Game 2 looked like it might go the same way only faster, as an Opaline Unicorn enabled a turn-four Stormbreath Dragon. Unfortunately for Asahara, it would only get one attack. Ishii once again had a Wavecrash Triton, and this time it brought its own offense. Between Nimbus Naiad and Thassa's Emissary, the Triton was both large enough to dodge Asahara's removal (Lash of the Whip and Lightning Strike), as well as large enough to finish the game before he ran out of ways to keep the Dragon locked down. Asahara came very close to stealing the game once again, but a Lagona-Band Elder gave Ishii just enough life to ensure his victory.
The final game of this match was another incredibly close affair, but it didn't initially look like it would be at all. Neither player had a particularly impressive start, with Ishii stumbling on lands early and Asahara not making a play until a fourth-turn Ill-Tempered Cyclops. Ishii was able to take advantage of this early, despite his mana troubles, by getting in for quite a large amount of damage with a Vaporkin.
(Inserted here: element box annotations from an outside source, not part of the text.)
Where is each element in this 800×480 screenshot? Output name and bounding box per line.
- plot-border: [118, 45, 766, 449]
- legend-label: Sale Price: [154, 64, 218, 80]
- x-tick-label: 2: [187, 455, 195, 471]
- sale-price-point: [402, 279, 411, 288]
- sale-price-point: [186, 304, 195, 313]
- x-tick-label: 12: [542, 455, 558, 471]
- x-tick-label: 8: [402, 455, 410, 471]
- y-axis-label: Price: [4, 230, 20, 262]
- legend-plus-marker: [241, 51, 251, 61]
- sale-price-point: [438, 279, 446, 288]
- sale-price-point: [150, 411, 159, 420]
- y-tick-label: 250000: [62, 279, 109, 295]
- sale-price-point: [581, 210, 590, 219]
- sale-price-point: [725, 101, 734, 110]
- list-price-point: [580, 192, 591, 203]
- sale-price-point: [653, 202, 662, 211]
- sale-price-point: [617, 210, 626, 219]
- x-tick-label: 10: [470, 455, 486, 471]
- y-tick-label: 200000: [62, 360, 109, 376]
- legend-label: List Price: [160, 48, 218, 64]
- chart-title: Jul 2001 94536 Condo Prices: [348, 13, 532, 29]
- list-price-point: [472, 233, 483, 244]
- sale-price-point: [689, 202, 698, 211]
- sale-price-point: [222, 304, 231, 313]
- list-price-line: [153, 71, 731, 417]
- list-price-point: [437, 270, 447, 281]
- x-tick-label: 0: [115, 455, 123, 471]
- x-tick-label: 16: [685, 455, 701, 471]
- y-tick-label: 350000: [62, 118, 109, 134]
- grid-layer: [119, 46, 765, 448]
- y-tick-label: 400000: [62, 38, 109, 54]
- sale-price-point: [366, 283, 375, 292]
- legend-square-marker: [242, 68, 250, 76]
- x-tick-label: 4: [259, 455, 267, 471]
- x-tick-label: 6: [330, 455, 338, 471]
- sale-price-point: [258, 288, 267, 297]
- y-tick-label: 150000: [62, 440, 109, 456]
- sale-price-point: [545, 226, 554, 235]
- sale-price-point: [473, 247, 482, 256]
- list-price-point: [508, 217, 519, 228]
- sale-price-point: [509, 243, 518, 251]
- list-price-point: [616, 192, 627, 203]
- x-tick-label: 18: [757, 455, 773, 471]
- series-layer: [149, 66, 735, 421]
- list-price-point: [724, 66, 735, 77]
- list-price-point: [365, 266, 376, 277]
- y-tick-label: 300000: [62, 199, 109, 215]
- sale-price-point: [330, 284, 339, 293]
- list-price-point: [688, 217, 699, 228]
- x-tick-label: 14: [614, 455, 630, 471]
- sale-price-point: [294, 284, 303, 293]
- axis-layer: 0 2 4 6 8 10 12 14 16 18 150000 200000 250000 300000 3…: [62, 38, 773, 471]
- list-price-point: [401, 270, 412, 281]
The reason for Asahara's slow start quickly became apparent, as Ishii drew his way out of his mana troubles and began to build his board. Over three consecutive turns, Ishii added a creature to his board only to be denied his creature. Glare of Heresy, Lash of the Whip, Divine Verdict, and Lightning Strike dealt with everything Ishii could muster, eventually leaving him with just a pair of Omenspeakers. Still, the Vaporkin had done its work, dropping Asahara to an unreasonably low life total. He finally found some offense with his trusty Stormbreath Dragon, but Ishii tried to stall his way to a victory. One turn from defeat, Ishii had managed to add a Benthic Giant to his side of the board and sent all three of his creatures. Asahara was at a potentially safe 9, but he didn't risk anything, using his lone chump blocker to stand in the Giant's way. When Asahara attacked for the win on the following turn, Ishii revealed the Dauntless Onslaught that would have been lethal had Asahara blocked any other way.
Shu Komuro (Green/Blue Devotion) vs. Soo Han Yoon (Black/White)
It all came down to the outcome of this match. Komuro had narrowly lost the first game of this match by the time the other matches had finished. Despite having a pair of massive Reverent Hunters, Komuro's army was held at bay by a tide of Soldiers pouring out of an Akroan Horse. Even when he was able to find a Vulpine Goliath to begin to trample over, Yoon simply went over the top, adding Erebos's Emissary to his Insatiable Harpy. Komuro made a valiant attempt to wrest control of the game, but a Keepsake Gorgon combined with Whip of Erebos proved too strong, eliminating his team and sending it to a second game.
In this second game, Yoon showed the raw power his deck possessed. Using early removal to handle the cheap threats from Komuro's deck, Yoon stalled until he could chain together three absurd turns, adding two copies of Gray Merchant of Asphodel and an Abhorrent Overlord to his team on consecutive turns. To add insult to injury, he added a Whip of Erebos to his side, giving him all the inevitability he would ever need. Komuro could do nothing, his life total rapidly falling behind that absurd string of plays, dropping his team to 5-2.